FV 348d - Onions - Independent assessment of field and storage potential of varieties

Start Date: 
Completion Date: 
Project Leader: 
Bruce Napier, NIAB
FV 348d

Industry representative: Tom Will, VCS

HDC project cost: £94,700


Project summary:

 The aim of the work is to provide independent assessment of the yield, quality and storage potential of new onion varieties propagated from both seed and sets.


Aims and objectives:

  1. Project aim(s):

Main aims

  • To provide independent evaluation of new, drilled and set onion varieties for field characteristics, yield and storage potential and compare with existing commercial varieties.
  • Analysis of data
  • Comparison and analysis of data


  1. Project objective(s):
  1. To assess replicated field plots and harvested material from 3 set trials (in 2016) and 2 drilled trials (each year).
  2. To present the results at knowledge exchange events (field & harvest open days each year and Carrot & Onion Conference 2015 and 2017).
  3. To provide results to levy payers through updates (to coincide with open days) and a final report.


Benefits to industry

Relatively small differences between varieties can have a significant impact on profitability. 

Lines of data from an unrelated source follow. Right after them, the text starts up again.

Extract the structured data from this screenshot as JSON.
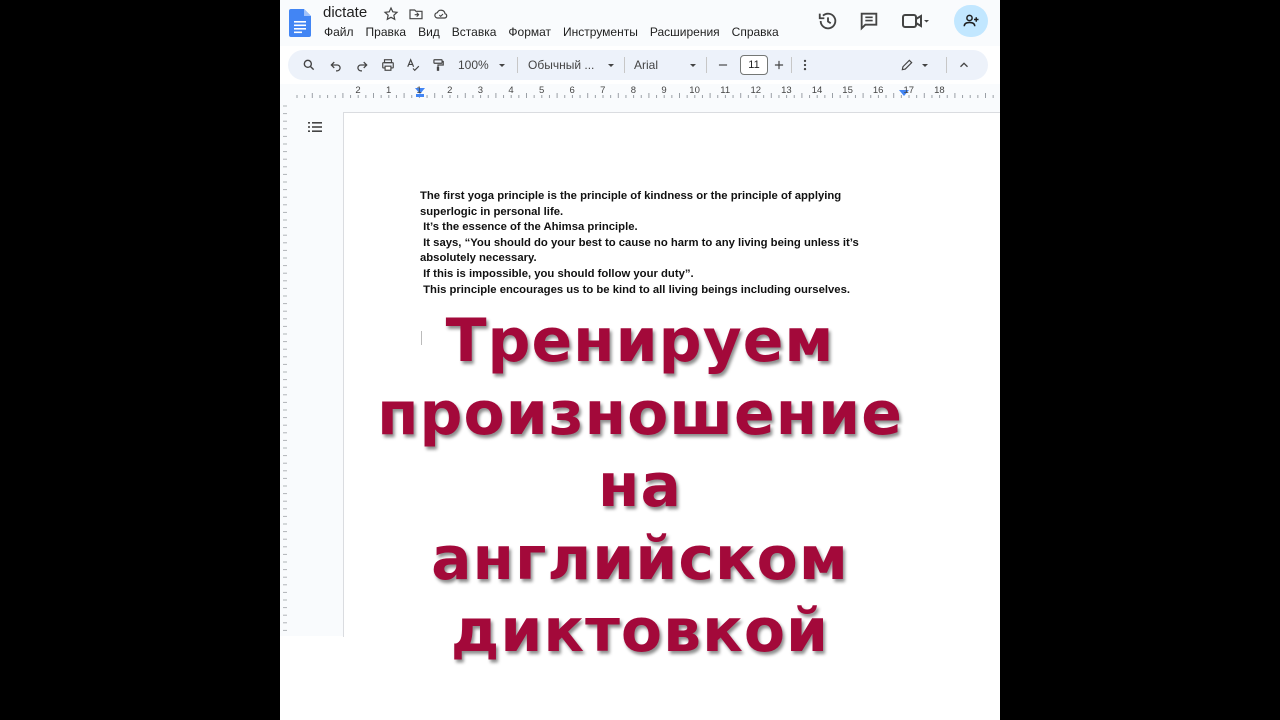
{
  "header": {
    "title": "dictate",
    "menu": [
      "Файл",
      "Правка",
      "Вид",
      "Вставка",
      "Формат",
      "Инструменты",
      "Расширения",
      "Справка"
    ]
  },
  "toolbar": {
    "zoom": "100%",
    "style": "Обычный ...",
    "font": "Arial",
    "font_size": "11"
  },
  "ruler": {
    "labels": [
      "2",
      "1",
      "1",
      "2",
      "3",
      "4",
      "5",
      "6",
      "7",
      "8",
      "9",
      "10",
      "11",
      "12",
      "13",
      "14",
      "15",
      "16",
      "17",
      "18"
    ]
  },
  "document": {
    "lines": [
      "The first yoga principle is the principle of kindness or the principle of applying",
      "superlogic in personal life.",
      " It’s the essence of the Ahimsa principle.",
      " It says, “You should do your best to cause no harm to any living being unless it’s",
      "absolutely necessary.",
      " If this is impossible, you should follow your duty”.",
      " This principle encourages us to be kind to all living beings including ourselves."
    ]
  },
  "overlay": {
    "lines": [
      "Тренируем",
      "произношение",
      "на",
      "английском",
      "диктовкой"
    ]
  },
  "colors": {
    "overlay_text": "#a3093a",
    "share_button": "#c2e7ff",
    "docs_blue": "#4285f4"
  }
}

Independent, relevant results are essential if growers are to maximise their profits.  The wrong variety choice or use of incorrect husbandry on an otherwise suitable variety can be costly.

The proposed work will assist all sectors of the industry:

  • growers to choose and manage the best varieties for profitable production. Emphasis is placed on recording leaf habit in this proposal as changes in herbicide availability are likely to result in more frequent passes with mechanical weeding machinery. Also neck finish which can effect storage potential.
  • breeders to promote those varieties that offer advantages over existing commercial varieties. 
  • the packing and retail trade to identify the best varieties for quality and market suitability.
  • the UK vegetable industry to provide value and quality to maintain and expand its market share.
  • The identification of varieties that are more suitable for long term storage under commercial storage conditions – which will reduce losses and waste – and hence to assist in the appropriate choice of variety.